The fourier transform preserves norms for a square-integrable function proof

Question

Can you provide proof for "The Fourier transform preserves norms for a square-integrable function"?

Answer 1

• The Schwartz functions are dense in $L^2$: because for $f\in L^2$ for $T$ large $\|f-f 1_{[T,-T]}\|_2$ is small and for $n$ large $\|f 1_{[T,-T]}-n e^{-\pi n^2 x^2}\ast f 1_{[T,-T]}\|_2$ is small ($\ast$ is the convolution).

• The finite linear combination of Gaussian functions $e^{-a (x+b)^2+icx}$ are dense in the Schwartz functions thus in $L^2$ (do a convolution with $n e^{-\pi n^2 x^2}$ again and approximate the Riemann integral by a Riemann sum)

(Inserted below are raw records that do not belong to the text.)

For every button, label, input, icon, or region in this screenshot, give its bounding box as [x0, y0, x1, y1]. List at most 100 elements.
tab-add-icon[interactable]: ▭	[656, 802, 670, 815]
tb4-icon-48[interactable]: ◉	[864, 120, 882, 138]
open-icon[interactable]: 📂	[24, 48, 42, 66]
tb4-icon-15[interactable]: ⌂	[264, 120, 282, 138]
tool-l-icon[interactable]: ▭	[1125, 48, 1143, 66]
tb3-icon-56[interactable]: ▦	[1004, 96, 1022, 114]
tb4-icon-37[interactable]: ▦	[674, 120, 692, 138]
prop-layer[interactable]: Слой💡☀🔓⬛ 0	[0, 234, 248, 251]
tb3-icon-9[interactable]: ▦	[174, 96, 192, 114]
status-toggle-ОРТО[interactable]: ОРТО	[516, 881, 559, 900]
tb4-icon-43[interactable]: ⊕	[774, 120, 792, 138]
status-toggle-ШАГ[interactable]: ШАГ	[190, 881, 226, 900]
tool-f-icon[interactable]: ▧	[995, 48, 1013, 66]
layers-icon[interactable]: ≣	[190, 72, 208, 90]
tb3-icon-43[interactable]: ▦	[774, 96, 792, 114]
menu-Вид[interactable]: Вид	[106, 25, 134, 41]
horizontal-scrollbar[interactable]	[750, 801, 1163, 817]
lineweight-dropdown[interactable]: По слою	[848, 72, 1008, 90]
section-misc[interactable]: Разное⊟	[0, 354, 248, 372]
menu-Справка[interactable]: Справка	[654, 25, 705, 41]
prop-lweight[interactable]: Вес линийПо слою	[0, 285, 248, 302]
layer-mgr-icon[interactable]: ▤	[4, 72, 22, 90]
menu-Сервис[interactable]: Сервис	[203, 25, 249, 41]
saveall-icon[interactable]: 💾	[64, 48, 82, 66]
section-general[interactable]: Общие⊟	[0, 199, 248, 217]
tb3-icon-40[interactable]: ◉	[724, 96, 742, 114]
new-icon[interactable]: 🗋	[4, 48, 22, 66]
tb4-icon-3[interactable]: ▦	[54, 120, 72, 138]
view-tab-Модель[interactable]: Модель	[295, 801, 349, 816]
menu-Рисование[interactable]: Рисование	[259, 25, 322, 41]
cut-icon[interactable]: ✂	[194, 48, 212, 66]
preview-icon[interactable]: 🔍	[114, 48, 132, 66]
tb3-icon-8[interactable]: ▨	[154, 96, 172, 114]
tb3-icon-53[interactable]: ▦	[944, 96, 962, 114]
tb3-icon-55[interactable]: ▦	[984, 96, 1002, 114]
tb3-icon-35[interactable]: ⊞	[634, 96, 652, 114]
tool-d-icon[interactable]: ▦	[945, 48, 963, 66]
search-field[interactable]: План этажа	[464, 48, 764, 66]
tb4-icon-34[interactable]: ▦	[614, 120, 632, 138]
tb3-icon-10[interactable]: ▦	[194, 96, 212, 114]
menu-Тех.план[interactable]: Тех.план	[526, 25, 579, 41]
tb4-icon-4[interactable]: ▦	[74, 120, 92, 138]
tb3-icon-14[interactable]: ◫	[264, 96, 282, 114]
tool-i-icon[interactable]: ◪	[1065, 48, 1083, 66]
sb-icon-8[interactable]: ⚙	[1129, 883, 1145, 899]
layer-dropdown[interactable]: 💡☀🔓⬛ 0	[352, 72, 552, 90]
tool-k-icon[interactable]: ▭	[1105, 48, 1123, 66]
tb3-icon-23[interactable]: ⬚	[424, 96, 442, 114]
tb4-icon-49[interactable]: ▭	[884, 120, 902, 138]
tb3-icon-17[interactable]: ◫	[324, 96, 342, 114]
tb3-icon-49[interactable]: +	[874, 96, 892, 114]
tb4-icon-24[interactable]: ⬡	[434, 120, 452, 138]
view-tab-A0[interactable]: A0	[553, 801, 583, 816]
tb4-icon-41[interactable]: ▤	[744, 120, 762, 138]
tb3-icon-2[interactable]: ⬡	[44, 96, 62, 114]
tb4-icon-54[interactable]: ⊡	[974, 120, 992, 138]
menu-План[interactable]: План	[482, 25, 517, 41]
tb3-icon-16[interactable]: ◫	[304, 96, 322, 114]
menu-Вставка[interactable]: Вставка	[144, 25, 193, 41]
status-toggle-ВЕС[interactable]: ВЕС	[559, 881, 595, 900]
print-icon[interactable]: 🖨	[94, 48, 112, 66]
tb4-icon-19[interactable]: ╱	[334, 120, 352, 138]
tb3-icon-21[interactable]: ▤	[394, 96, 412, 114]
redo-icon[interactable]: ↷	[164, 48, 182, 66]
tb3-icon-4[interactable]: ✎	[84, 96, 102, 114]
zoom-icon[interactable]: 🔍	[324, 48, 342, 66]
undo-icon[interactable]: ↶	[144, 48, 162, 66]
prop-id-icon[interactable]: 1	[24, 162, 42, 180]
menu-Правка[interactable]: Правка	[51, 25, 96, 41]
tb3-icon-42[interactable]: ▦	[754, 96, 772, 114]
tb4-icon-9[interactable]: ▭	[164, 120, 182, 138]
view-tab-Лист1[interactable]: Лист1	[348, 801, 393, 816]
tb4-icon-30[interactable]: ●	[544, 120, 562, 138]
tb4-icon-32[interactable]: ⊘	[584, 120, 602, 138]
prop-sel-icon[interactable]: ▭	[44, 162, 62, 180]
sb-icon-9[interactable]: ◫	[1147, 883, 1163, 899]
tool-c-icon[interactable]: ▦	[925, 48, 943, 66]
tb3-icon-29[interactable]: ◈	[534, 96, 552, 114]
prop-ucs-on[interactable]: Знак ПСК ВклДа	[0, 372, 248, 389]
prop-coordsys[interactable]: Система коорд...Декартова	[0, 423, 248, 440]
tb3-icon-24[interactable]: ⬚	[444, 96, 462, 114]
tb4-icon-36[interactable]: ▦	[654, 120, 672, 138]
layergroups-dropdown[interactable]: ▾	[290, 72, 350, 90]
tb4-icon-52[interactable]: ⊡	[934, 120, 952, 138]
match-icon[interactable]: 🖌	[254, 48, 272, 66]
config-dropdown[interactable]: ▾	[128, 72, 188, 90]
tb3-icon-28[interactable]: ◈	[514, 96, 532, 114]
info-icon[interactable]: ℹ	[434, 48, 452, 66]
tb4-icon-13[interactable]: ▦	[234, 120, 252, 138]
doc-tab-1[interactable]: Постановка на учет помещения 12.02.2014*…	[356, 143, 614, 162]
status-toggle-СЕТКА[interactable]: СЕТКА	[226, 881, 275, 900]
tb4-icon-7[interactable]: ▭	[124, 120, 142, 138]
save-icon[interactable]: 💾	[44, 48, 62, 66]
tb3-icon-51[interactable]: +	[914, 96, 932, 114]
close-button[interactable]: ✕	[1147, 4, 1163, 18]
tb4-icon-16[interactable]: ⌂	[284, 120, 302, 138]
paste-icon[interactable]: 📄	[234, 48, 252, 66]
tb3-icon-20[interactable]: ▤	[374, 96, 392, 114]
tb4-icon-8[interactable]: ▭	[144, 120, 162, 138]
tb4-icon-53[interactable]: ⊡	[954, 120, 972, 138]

• For such a finite linear combination of Gaussians functions let $(Wg)(y)=\int_{-\infty}^\infty e^{-2i\pi xy}g(x)dx,(W^* g)(y)=\int_{-\infty}^\infty e^{2i\pi xy}g(x)dx$, the known Fourier transform of the Gaussian gives that $W^* Wg =g$. Also it is easily seen that $\langle Wg,h\rangle=\langle g,W^*h\rangle$ thus $$\|Wg\|_2^2=\langle Wg,Wg\rangle=\langle g,W^* Wg\rangle=\langle g,g\rangle = \|g\|_2^2$$

• Take a sequence $g_n$ of such finite linear combination of Gaussians such that $\|f-g_n\|_2\to 0$ then its Fourier transform $Wf$ is defined as the limit in $L^2$ of the sequence $Wg_n$ (which is Cauchy by the previous result) so it is by definition that $\|f\|_2=\|Wf\|_2$.

It works the same way when replacing the Gaussians by any kind of functions for which you proved the Fourier inversion theorem (for example the functions such that $h,h'\in C^0\cap L^1$, from the Dirichlet kernel).